Hacker News new | ask | show | jobs
by sergiosgc 4401 days ago
> The only difference between a transformation matrix and a neural network is that a neural network has at least two layers. In other words, it is two (or more) transformation matrices bolted together. For reasons that are a bit too complex to get into here, allows an NN to perform more complex transformations than a single matrix can. In fact, it turns out that an arbitrarily large NN can perform any polynomial-based transformation on the data.

Nice explanation. I need one clarification, though. Isn't matrix multiplication associative? Isn't thus any transformation defined by two matrices representable by a single matrix that is the product of the two matrices?

I am probably misunderstanding how NNs bolt matrices together.

3 comments

You apply a non-linear function (usually some sigmoid) on the output vector after each matrix product.
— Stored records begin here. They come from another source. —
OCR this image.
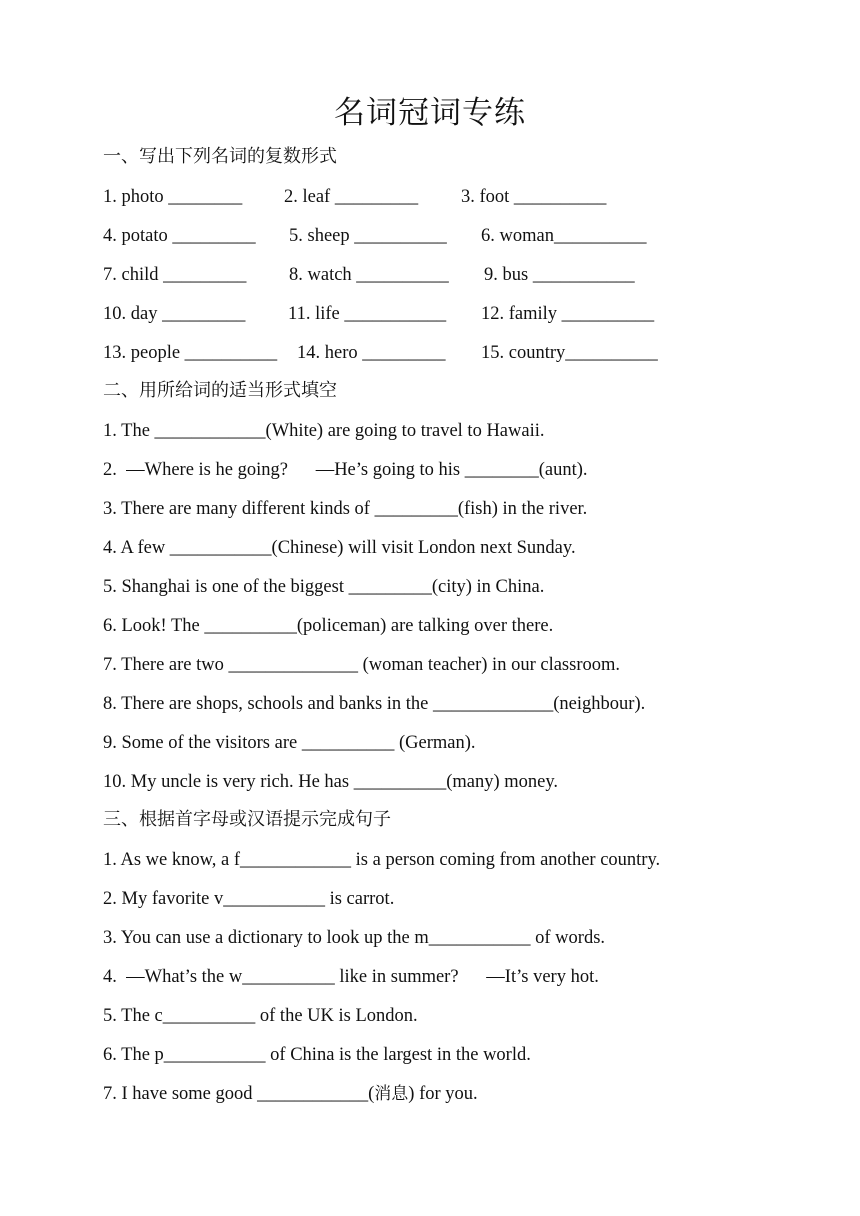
名词冠词专练
一、写出下列名词的复数形式
1. photo ________ 2. leaf _________ 3. foot __________
4. potato _________ 5. sheep __________ 6. woman__________
7. child _________ 8. watch __________ 9. bus ___________
10. day _________ 11. life ___________ 12. family __________
13. people __________ 14. hero _________ 15. country__________
二、用所给词的适当形式填空
1. The ____________(White) are going to travel to Hawaii.
2.  —Where is he going?      —He’s going to his ________(aunt).
3. There are many different kinds of _________(fish) in the river.
4. A few ___________(Chinese) will visit London next Sunday.
5. Shanghai is one of the biggest _________(city) in China.
6. Look! The __________(policeman) are talking over there.
7. There are two ______________ (woman teacher) in our classroom.
8. There are shops, schools and banks in the _____________(neighbour).
9. Some of the visitors are __________ (German).
10. My uncle is very rich. He has __________(many) money.
三、根据首字母或汉语提示完成句子
1. As we know, a f____________ is a person coming from another country.
2. My favorite v___________ is carrot.
3. You can use a dictionary to look up the m___________ of words.
4.  —What’s the w__________ like in summer?      —It’s very hot.
5. The c__________ of the UK is London.
6. The p___________ of China is the largest in the world.
7. I have some good ____________(消息) for you.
Otherwise, you'd be correct and any multi-layer ANN could be expressed as a single layer network.
Thanks. It makes sense. The sigmoid is the activation function of the output "neuron". Unfortunately, matrix algebra here is not as useful as in computer graphics.
No problem. Actually, I personally found that a pretty intuitive understanding of linear algebra & vector calculus makes quite a lot of ML straight forward to approach geometrically.
Well,

I suspect some kind of transformation could be used to make a two level NN into a one level one. The thing is the resulting one level network might be more complex and less useful than the original two level network. Still, I think this does illustrate the limitations of multilevel networks.

Another way to see this is to notice that NNs and SVMs[1] are (approximately or exactly) equivalent [2] because they both involve the fairly simple linear and non-linear transformations we've been looking at.

[1] http://en.wikipedia.org/wiki/Support_vector_machine [2] http://www.staff.ncl.ac.uk/peter.andras/PAnpl2002.pdf

Interesting to note though that even with a linear network that can be represented by a single matrix, it can be faster, easier and converge to better results with multiple layers because the different gradient and parameter space that is presented to the optimization algorithm.